Global stock markets are unlikely to bottom out soon amid recession fears, said Business Standard in a report, quoting analysts at Nomura. Nomura expects the US economy to see five straight quarters of declining GDP (gross domestic product) growth, however, the silver lining, is that the recession will be shallow. The report further noted that the peak-to-trough decline in US real GDP of around 1.5 percent in this cycle compared to the decline of nearly 10 percent during the pandemic and around 4 percent during the global financial crisis, Nomura said.
“History shows that stocks tend to bottom out during recessions—and not before —and thus, if Nomura’s macro view does materialize, investors will probably have to wait longer for a likely bottom in global stocks. Asian stocks will not be fully immune, but we expect some differentiation,” Nomura stated.

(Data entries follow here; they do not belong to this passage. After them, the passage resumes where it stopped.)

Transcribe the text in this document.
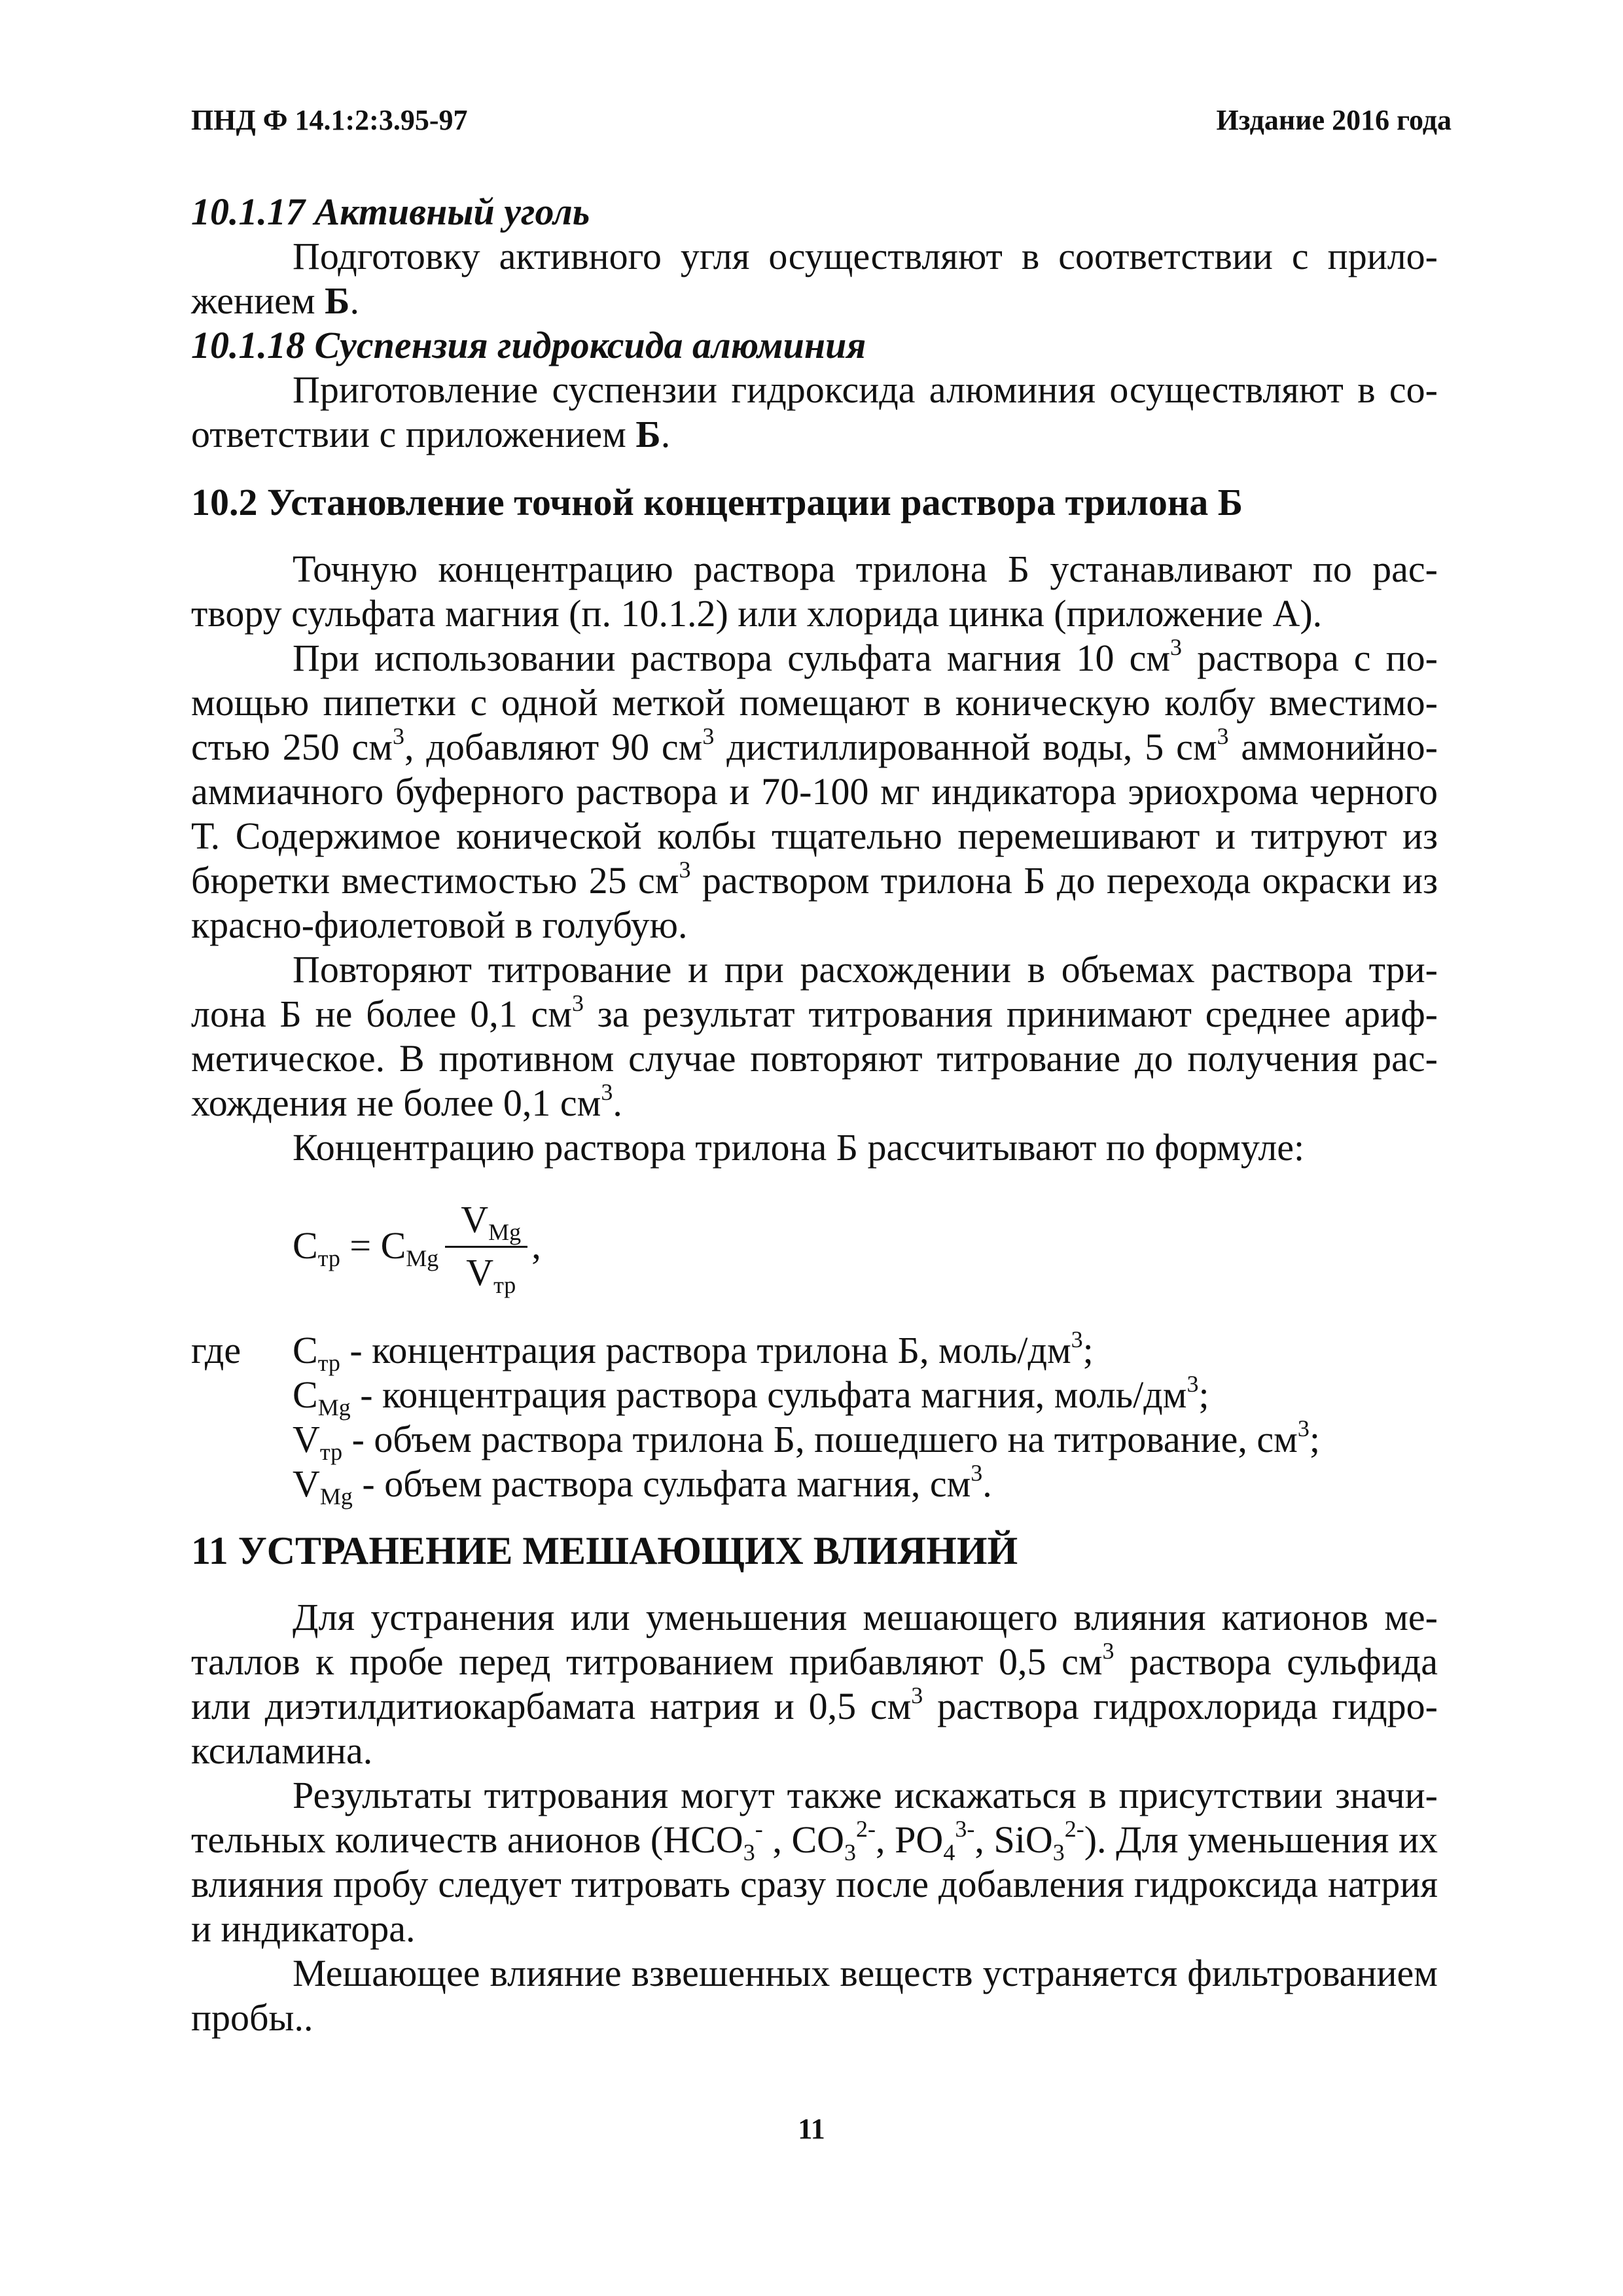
ПНД Ф 14.1:2:3.95-97	Издание 2016 года

10.1.17 Активный уголь

Подготовку активного угля осуществляют в соответствии с приложением Б.

10.1.18 Суспензия гидроксида алюминия

Приготовление суспензии гидроксида алюминия осуществляют в соответствии с приложением Б.

10.2 Установление точной концентрации раствора трилона Б

Точную концентрацию раствора трилона Б устанавливают по раствору сульфата магния (п. 10.1.2) или хлорида цинка (приложение А).

При использовании раствора сульфата магния 10 $см^3$ раствора с помощью пипетки с одной меткой помещают в коническую колбу вместимостью 250 $см^3$, добавляют 90 $см^3$ дистиллированной воды, 5 $см^3$ аммонийно-аммиачного буферного раствора и 70-100 мг индикатора эриохрома черного Т. Содержимое конической колбы тщательно перемешивают и титруют из бюретки вместимостью 25 $см^3$ раствором трилона Б до перехода окраски из красно-фиолетовой в голубую.

Повторяют титрование и при расхождении в объемах раствора трилона Б не более 0,1 $см^3$ за результат титрования принимают среднее арифметическое. В противном случае повторяют титрование до получения расхождения не более 0,1 $см^3$.

Концентрацию раствора трилона Б рассчитывают по формуле:

$C_{тр} = C_{Mg} \frac{V_{Mg}}{V_{тр}}$ ,
где	$C_{тр}$ - концентрация раствора трилона Б, моль/$дм^3$;

$C_{Mg}$ - концентрация раствора сульфата магния, моль/$дм^3$;

$V_{тр}$ - объем раствора трилона Б, пошедшего на титрование, $см^3$;

$V_{Mg}$ - объем раствора сульфата магния, $см^3$.

11 УСТРАНЕНИЕ МЕШАЮЩИХ ВЛИЯНИЙ

Для устранения или уменьшения мешающего влияния катионов металлов к пробе перед титрованием прибавляют 0,5 $см^3$ раствора сульфида или диэтилдитиокарбамата натрия и 0,5 $см^3$ раствора гидрохлорида гидроксиламина.

Результаты титрования могут также искажаться в присутствии значительных количеств анионов ($HCO_3^-$ , $CO_3^{2-}$, $PO_4^{3-}$, SiO$_3^{2-}$). Для уменьшения их влияния пробу следует титровать сразу после добавления гидроксида натрия и индикатора.

Мешающее влияние взвешенных веществ устраняется фильтрованием пробы..

11
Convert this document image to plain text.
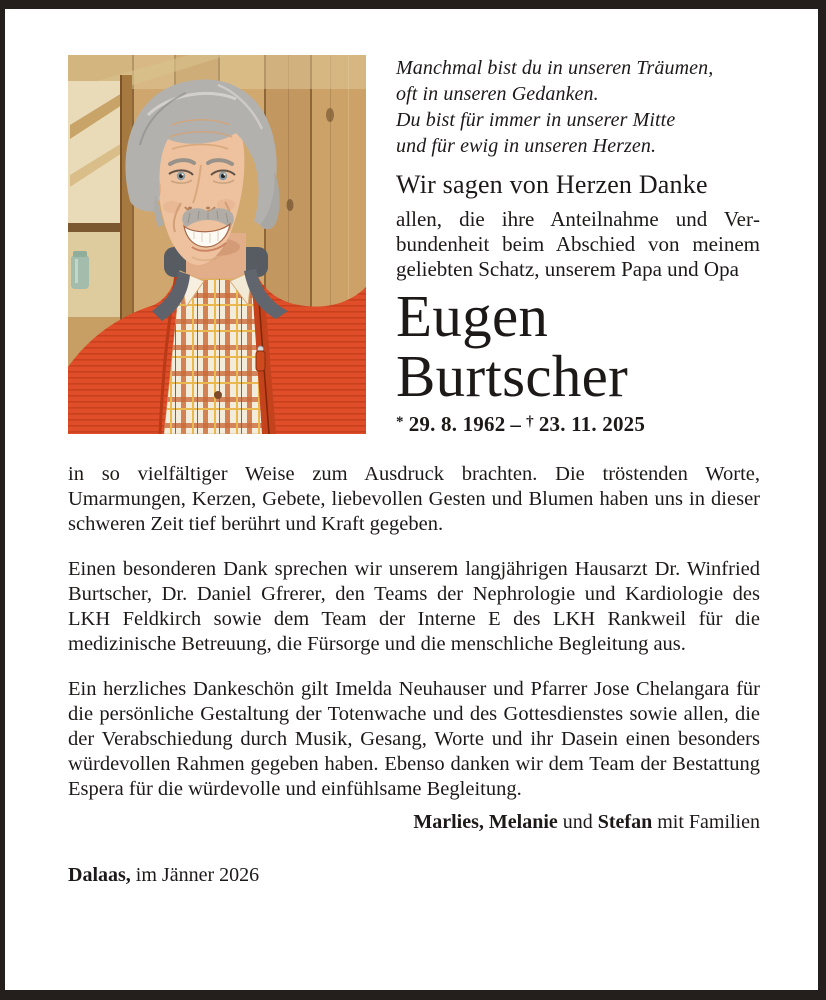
Manchmal bist du in unseren Träumen,
oft in unseren Gedanken.
Du bist für immer in unserer Mitte
und für ewig in unseren Herzen.
Wir sagen von Herzen Danke

allen, die ihre Anteilnahme und Verbundenheit beim Abschied von meinem geliebten Schatz, unserem Papa und Opa

Eugen
Burtscher
* 29. 8. 1962 – † 23. 11. 2025

in so vielfältiger Weise zum Ausdruck brachten. Die tröstenden Worte, Umarmungen, Kerzen, Gebete, liebevollen Gesten und Blumen haben uns in dieser schweren Zeit tief berührt und Kraft gegeben.

Einen besonderen Dank sprechen wir unserem langjährigen Hausarzt Dr. Winfried Burtscher, Dr. Daniel Gfrerer, den Teams der Nephrologie und Kardiologie des LKH Feldkirch sowie dem Team der Interne E des LKH Rankweil für die medizinische Betreuung, die Fürsorge und die menschliche Begleitung aus.

Ein herzliches Dankeschön gilt Imelda Neuhauser und Pfarrer Jose Chelangara für die persönliche Gestaltung der Totenwache und des Gottesdienstes sowie allen, die der Verabschiedung durch Musik, Gesang, Worte und ihr Dasein einen besonders würdevollen Rahmen gegeben haben. Ebenso danken wir dem Team der Bestattung Espera für die würdevolle und einfühlsame Begleitung.

Marlies, Melanie und Stefan mit Familien
Dalaas, im Jänner 2026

It is important to note that over the past few months, most global central banks have tweaked their monetary policy to combat the rising inflation.
Inflation concerns, geopolitical issues and rising interest rates have kept the market sentiment weak. The S&P 500 lost nearly 20 percent year-till-date (YTD). Back home, the BSE Sensex and the Nifty50, too, have shed 9 percent each in this period.
As regards valuations, Nomura believes stocks have largely (if not fully) priced in expectations of higher policy/discount rates. However, they do expect the markets to remain choppy in the near term, as investors debate “hard landing” versus “soft landing” (of the economy), and the timing and duration of the next US recession.
“However, into late Q3-22, we expect some stabilisation in Asian stocks once/if there are clear signs that actual US inflation may be moderating and/or the Fed turns less hawkish. Spector of earnings downgrades will likely dampen Asia stock markets’ expected returns. The deeper the economic slowdown, the stronger the earnings downgrade cycle,” Nomura cautioned.